Diese Beobachtung gibt einen klaren Hinweis auf die Richtung, in die dieser Film geht, oder zumindest darauf, worauf er dabei achten wird, da sich Fragen nach dem Selbst allmählich – manchmal fast unmerklich – auf den anderen auszudehnen beginnen. Ist die Art und Weise, wie Lila und Tristan sich selbst definieren, dasselbe, was ihre Liebe zueinander beeinflusst? Sind ihre Gefühle eher an den Geist oder den Körper ihres Partners gebunden? Möglicherweise fällt es uns leichter, diese Art der Unterscheidung bei uns selbst zu treffen, als sie auf andere anzuwenden.
„Skin Deep“ bietet nur die offensichtlichsten Antworten auf diese Fragen, da es dem Film mehr darum geht, sie zu stellen, als seine Charaktere dazu zu zwingen, sich erleuchtet zu fühlen. Es ist nicht ungewöhnlich, dass sich solch konzeptionelle Filme einem heiklen, faszinierenden zweiten Akt hingeben und dann im dritten Akt in einen spezifischeren Konflikt verwickelt werden, und genau das passiert hier im Wesentlichen, wenn breite philosophische Rätsel Layla in den Kaninchenbau führen . Ein Loch, das möglicherweise zu tief ist, als dass sie herausklettern könnte.
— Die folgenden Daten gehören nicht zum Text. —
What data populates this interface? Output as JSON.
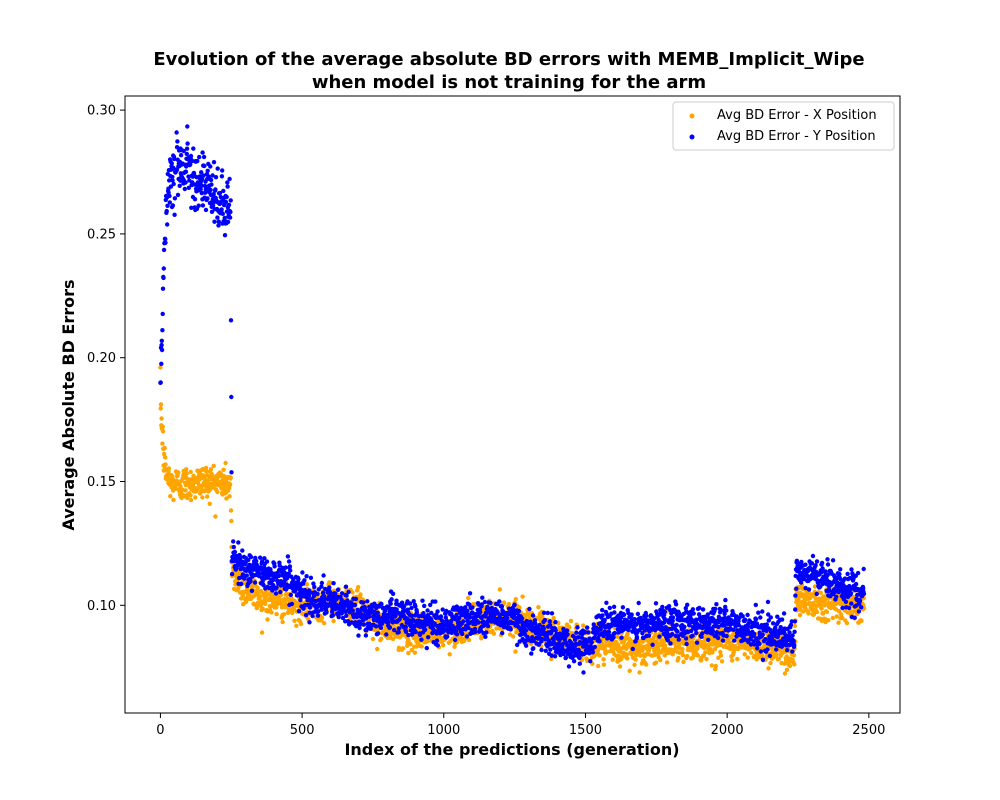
{
  "chart_data": {
    "type": "scatter",
    "title": [
      "Evolution of the average absolute BD errors with MEMB_Implicit_Wipe",
      "when model is not training for the arm"
    ],
    "xlabel": "Index of the predictions (generation)",
    "ylabel": "Average Absolute BD Errors",
    "xlim": [
      -125,
      2610
    ],
    "ylim": [
      0.0565,
      0.3057
    ],
    "xticks": [
      0,
      500,
      1000,
      1500,
      2000,
      2500
    ],
    "xtick_labels": [
      "0",
      "500",
      "1000",
      "1500",
      "2000",
      "2500"
    ],
    "yticks": [
      0.1,
      0.15,
      0.2,
      0.25,
      0.3
    ],
    "ytick_labels": [
      "0.10",
      "0.15",
      "0.20",
      "0.25",
      "0.30"
    ],
    "grid": false,
    "legend_position": "top-right",
    "x_range": [
      0,
      2483
    ],
    "series": [
      {
        "name": "Avg BD Error - X Position",
        "color": "#ffa500",
        "profile": [
          [
            0,
            0.185
          ],
          [
            5,
            0.172
          ],
          [
            12,
            0.16
          ],
          [
            20,
            0.153
          ],
          [
            40,
            0.149
          ],
          [
            100,
            0.149
          ],
          [
            150,
            0.15
          ],
          [
            200,
            0.15
          ],
          [
            248,
            0.149
          ],
          [
            252,
            0.113
          ],
          [
            300,
            0.107
          ],
          [
            350,
            0.104
          ],
          [
            400,
            0.102
          ],
          [
            450,
            0.101
          ],
          [
            500,
            0.1
          ],
          [
            550,
            0.101
          ],
          [
            600,
            0.102
          ],
          [
            650,
            0.101
          ],
          [
            700,
            0.099
          ],
          [
            750,
            0.093
          ],
          [
            800,
            0.091
          ],
          [
            900,
            0.089
          ],
          [
            1000,
            0.089
          ],
          [
            1100,
            0.093
          ],
          [
            1200,
            0.096
          ],
          [
            1250,
            0.095
          ],
          [
            1300,
            0.092
          ],
          [
            1400,
            0.088
          ],
          [
            1450,
            0.086
          ],
          [
            1500,
            0.085
          ],
          [
            1600,
            0.083
          ],
          [
            1700,
            0.082
          ],
          [
            1800,
            0.086
          ],
          [
            1900,
            0.084
          ],
          [
            2000,
            0.086
          ],
          [
            2100,
            0.084
          ],
          [
            2200,
            0.082
          ],
          [
            2238,
            0.08
          ],
          [
            2242,
            0.103
          ],
          [
            2300,
            0.102
          ],
          [
            2400,
            0.101
          ],
          [
            2483,
            0.1
          ]
        ]
      },
      {
        "name": "Avg BD Error - Y Position",
        "color": "#0000ff",
        "profile": [
          [
            0,
            0.182
          ],
          [
            5,
            0.205
          ],
          [
            10,
            0.233
          ],
          [
            20,
            0.26
          ],
          [
            30,
            0.272
          ],
          [
            50,
            0.277
          ],
          [
            100,
            0.278
          ],
          [
            150,
            0.27
          ],
          [
            200,
            0.263
          ],
          [
            248,
            0.26
          ],
          [
            252,
            0.118
          ],
          [
            300,
            0.115
          ],
          [
            350,
            0.113
          ],
          [
            400,
            0.112
          ],
          [
            450,
            0.111
          ],
          [
            500,
            0.104
          ],
          [
            550,
            0.103
          ],
          [
            600,
            0.101
          ],
          [
            650,
            0.099
          ],
          [
            700,
            0.097
          ],
          [
            750,
            0.094
          ],
          [
            800,
            0.097
          ],
          [
            900,
            0.094
          ],
          [
            1000,
            0.092
          ],
          [
            1100,
            0.095
          ],
          [
            1200,
            0.096
          ],
          [
            1250,
            0.094
          ],
          [
            1300,
            0.09
          ],
          [
            1400,
            0.086
          ],
          [
            1450,
            0.083
          ],
          [
            1500,
            0.083
          ],
          [
            1550,
            0.092
          ],
          [
            1600,
            0.093
          ],
          [
            1700,
            0.091
          ],
          [
            1800,
            0.094
          ],
          [
            1900,
            0.093
          ],
          [
            2000,
            0.093
          ],
          [
            2100,
            0.09
          ],
          [
            2200,
            0.087
          ],
          [
            2238,
            0.085
          ],
          [
            2242,
            0.112
          ],
          [
            2300,
            0.113
          ],
          [
            2400,
            0.108
          ],
          [
            2483,
            0.104
          ]
        ]
      }
    ]
  }
}
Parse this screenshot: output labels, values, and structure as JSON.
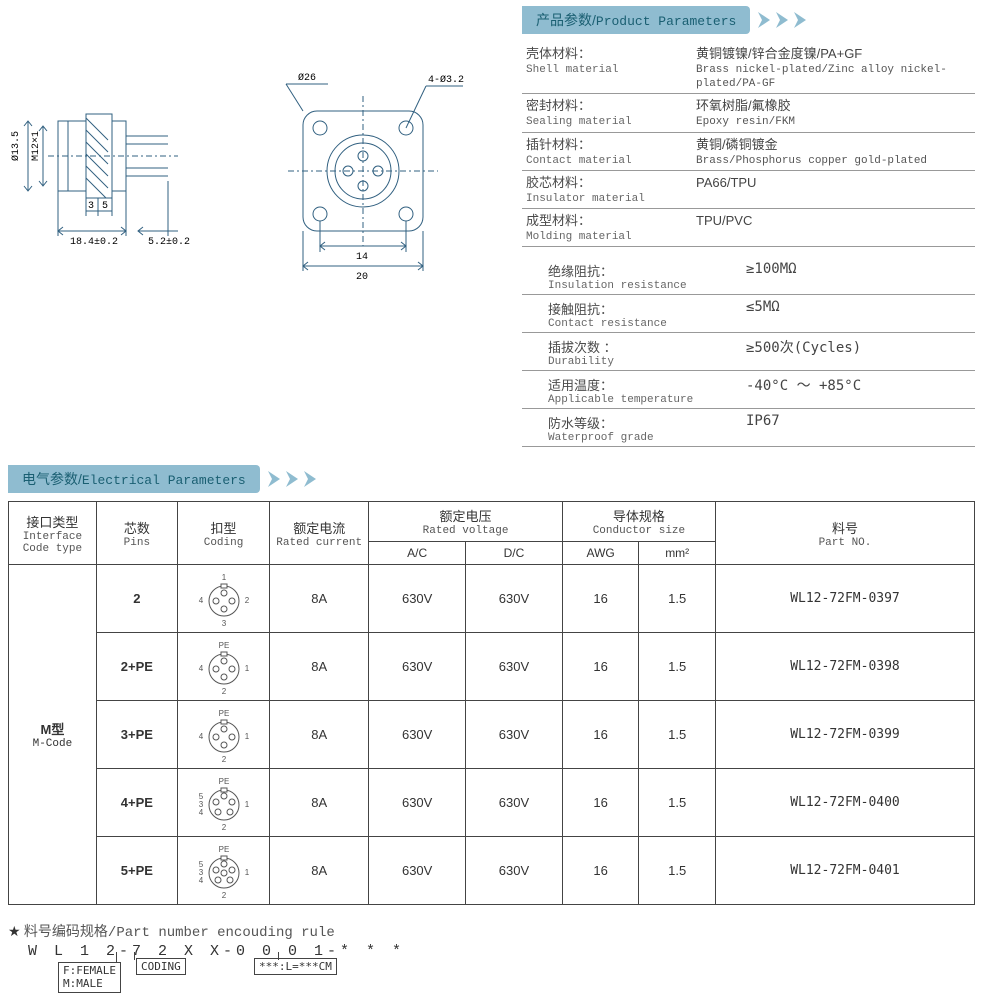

Dies wiederum wirft nur noch mehr Fragen über das Vertrauen auf, das es mit sich bringt, wenn man jemandem seinen Körper für eine Weile leiht, und über das ständige Risiko, dass man ihn vielleicht nie wieder zurückbekommt.
Während sich dieses nachdenkliche und völlige dramatische Durcheinander seinem Ende nähert, wird die Unfähigkeit des Films, seine grenzenlosen Möglichkeiten auszuloten, durch eine Reihe gut verschleierter Szenen unterstützt, die es schaffen, durch die Kameraarbeit alle Arten von Dysphorie zu vermitteln. Einzel. Allerdings wird Lailas Weigerung, in ihren Körper zurückzukehren, schließlich so dringend, dass andere Menschen einbezogen werden, und „Skin Deep“ versucht, dies auf eine Weise zu tun, die sich ein wenig wie eine Art Abschluss anfühlt. Allerdings ist die Flucht eine ganz andere Geschichte, aber zumindest werden diese Charaktere die Art und Weise zu schätzen wissen, wie sie mit sich selbst – und untereinander – gefangen sind.
Note B
Kino-Lorber-Veröffentlichung „Skin Deep“ ist jetzt im Kino.